吴文亮, 彭俊霖, 李智.微波热诱导沥青混合料内部升温机理研究[J].河南理工大学学报（自然科学版）,2025,44(3):164-171.

WU W L, PENG J L, LI Z.Numerical study on the internal heating mechanism of asphalt mixtures under microwave thermal induction[J]. Journal of Henan Polytechnic University(Natural Science) , 2025, 44(3): 164-171.

微波热诱导沥青混合料内部升温机理研究

吴文亮, 彭俊霖, 李智

华南理工大学 土木与交通学院，广东 广州510641

摘要: 目的 微波热诱导技术只能依据结构表面温度对诱导效果进行测量与评价，微波对结构内部诱导作用机理尚不明确。 方法 为探讨此机理，首先采用COMSOL有限元数值模拟方法，通过各项材料的电磁参数计算沥青混合料整体的电磁参数，进行电磁热耦合有限元数值分析，分析微波在正方体试件内部的电场强度分布规律，推断微波对沥青路面结构内部温度变化的诱导机理；然后，结合微波热诱导环境中正方体沥青混合料试件表面温度变化受诱导时间影响的变化情况加以验证，阐明不同级配的沥青混合料结构内部在微波热诱导环境下的升温规律和温度分布均匀性。  结果 结果表明，不同矿料的吸波性能可以通过其耗散能量的能力进行评价，辉绿岩在微波热诱导作用下比其他石料的吸波性能更优异。经过有限元数值模拟，各级配辉绿岩沥青混合料结构内部在动态微波热诱导环境下加热200 s，结构整体平均温度达到80 °C以上，满足混合料内部细小裂缝的愈合温度需求。  结论 以辉绿岩为骨架的沥青混合料在微波热诱导200 s以内即可升温至80 °C，满足内部结构裂缝的愈合要求，能够更高效利用微波热诱导愈合技术，防止沥青混合料中的裂缝发展成坑槽、松散等功能性病害。

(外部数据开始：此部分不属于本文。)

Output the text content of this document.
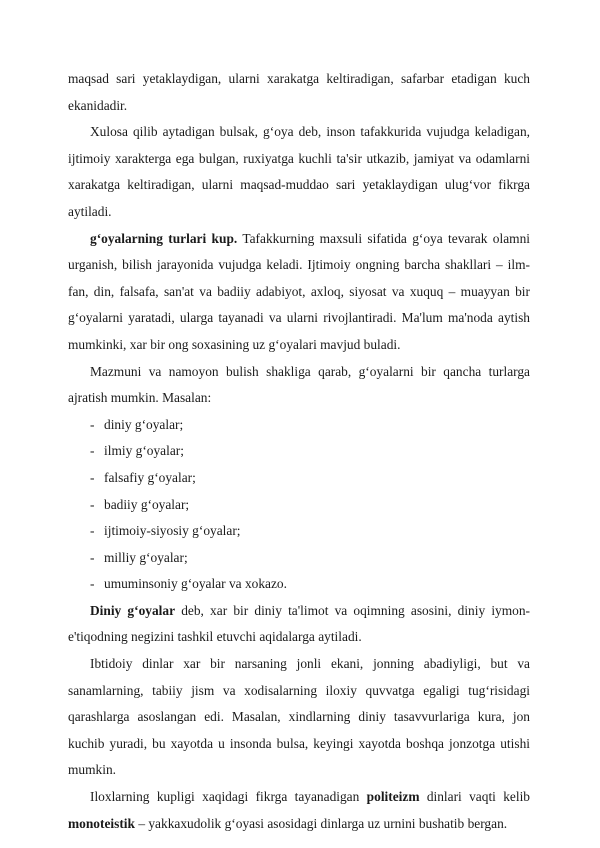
maqsad sari yetaklaydigan, ularni xarakatga keltiradigan, safarbar etadigan kuch ekanidadir.

Xulosa qilib aytadigan bulsak, g‘oya deb, inson tafakkurida vujudga keladigan, ijtimoiy xarakterga ega bulgan, ruxiyatga kuchli ta'sir utkazib, jamiyat va odamlarni xarakatga keltiradigan, ularni maqsad-muddao sari yetaklaydigan ulug‘vor fikrga aytiladi.

g‘oyalarning turlari kup. Tafakkurning maxsuli sifatida g‘oya tevarak olamni urganish, bilish jarayonida vujudga keladi. Ijtimoiy ongning barcha shakllari – ilm-fan, din, falsafa, san'at va badiiy adabiyot, axloq, siyosat va xuquq – muayyan bir g‘oyalarni yaratadi, ularga tayanadi va ularni rivojlantiradi. Ma'lum ma'noda aytish mumkinki, xar bir ong soxasining uz g‘oyalari mavjud buladi.

Mazmuni va namoyon bulish shakliga qarab, g‘oyalarni bir qancha turlarga ajratish mumkin. Masalan:

- diniy g‘oyalar;
- ilmiy g‘oyalar;
- falsafiy g‘oyalar;
- badiiy g‘oyalar;
- ijtimoiy-siyosiy g‘oyalar;
- milliy g‘oyalar;
- umuminsoniy g‘oyalar va xokazo.

Diniy g‘oyalar deb, xar bir diniy ta'limot va oqimning asosini, diniy iymon-e'tiqodning negizini tashkil etuvchi aqidalarga aytiladi.

Ibtidoiy dinlar xar bir narsaning jonli ekani, jonning abadiyligi, but va sanamlarning, tabiiy jism va xodisalarning iloxiy quvvatga egaligi tug‘risidagi qarashlarga asoslangan edi. Masalan, xindlarning diniy tasavvurlariga kura, jon kuchib yuradi, bu xayotda u insonda bulsa, keyingi xayotda boshqa jonzotga utishi mumkin.

Iloxlarning kupligi xaqidagi fikrga tayanadigan politeizm dinlari vaqti kelib monoteistik – yakkaxudolik g‘oyasi asosidagi dinlarga uz urnini bushatib bergan.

关键词:微波热诱导;数值仿真;COMSOL;辉绿岩;诱导机理

doi: 10.16186/j.cnki.1673-9787.2023110060

基金项目:国家自然科学基金资助项目（51378223）

收稿日期:2023/11/30

修回日期:2024/02/22

出版日期:2025-04-18

Numerical study on the internal heating mechanism of asphalt mixtures under microwave thermal induction

WU Wenliang, PENG Junlin, LI Zhi

School of Civil Engineering & Transportation， South China University of Technology， Guangzhou 510641， Guangdong， China

Abstract: Objectives In engineering applications， microwave thermal induction techniques are typically evaluated based on surface temperature measurements， while the mechanism of microwave-induced heating within the structure remains unclear.  Methods To investigate this mechanism， COMSOL-based finite element simulation was employed. The overall electromagnetic parameters of asphalt mixtures were derived from those of individual materials， and an electromagnetic-thermal coupled finite element analysis was conducted. This approach enabled the analysis of the internal electric field intensity distribution within cubic specimens， from which the mechanism of internal temperature rise induced by microwaves was inferred. The simulation results were further validated by examining the surface temperature variations of asphalt specimens under different microwave induction durations. Additionally， the study clarified the internal temperature distribution patterns and uniformity of asphalt mixtures with different gradations under microwave induction.  Results The microwave-absorbing performance of various aggregates can be evaluated by their energy dissipation capabilities. Among them， diabase exhibited superior microwave absorption compared to other aggregates. The numerical simulations showed that when subjected to microwave induction for 200 seconds， diabase-based asphalt mixtures across different gradations reached an average internal temperature exceeding 80 °C， meeting the thermal requirements for healing microcracks.  Conclusions Asphalt mixtures with diabase as the aggregate skeleton can be efficiently heated to above 80 °C within 200 seconds under microwave induction， satisfying the conditions necessary for internal crack healing. This indicates a high potential for applying microwave-induced healing technology to prevent the development of functional distresses such as potholes and raveling in asphalt pavements.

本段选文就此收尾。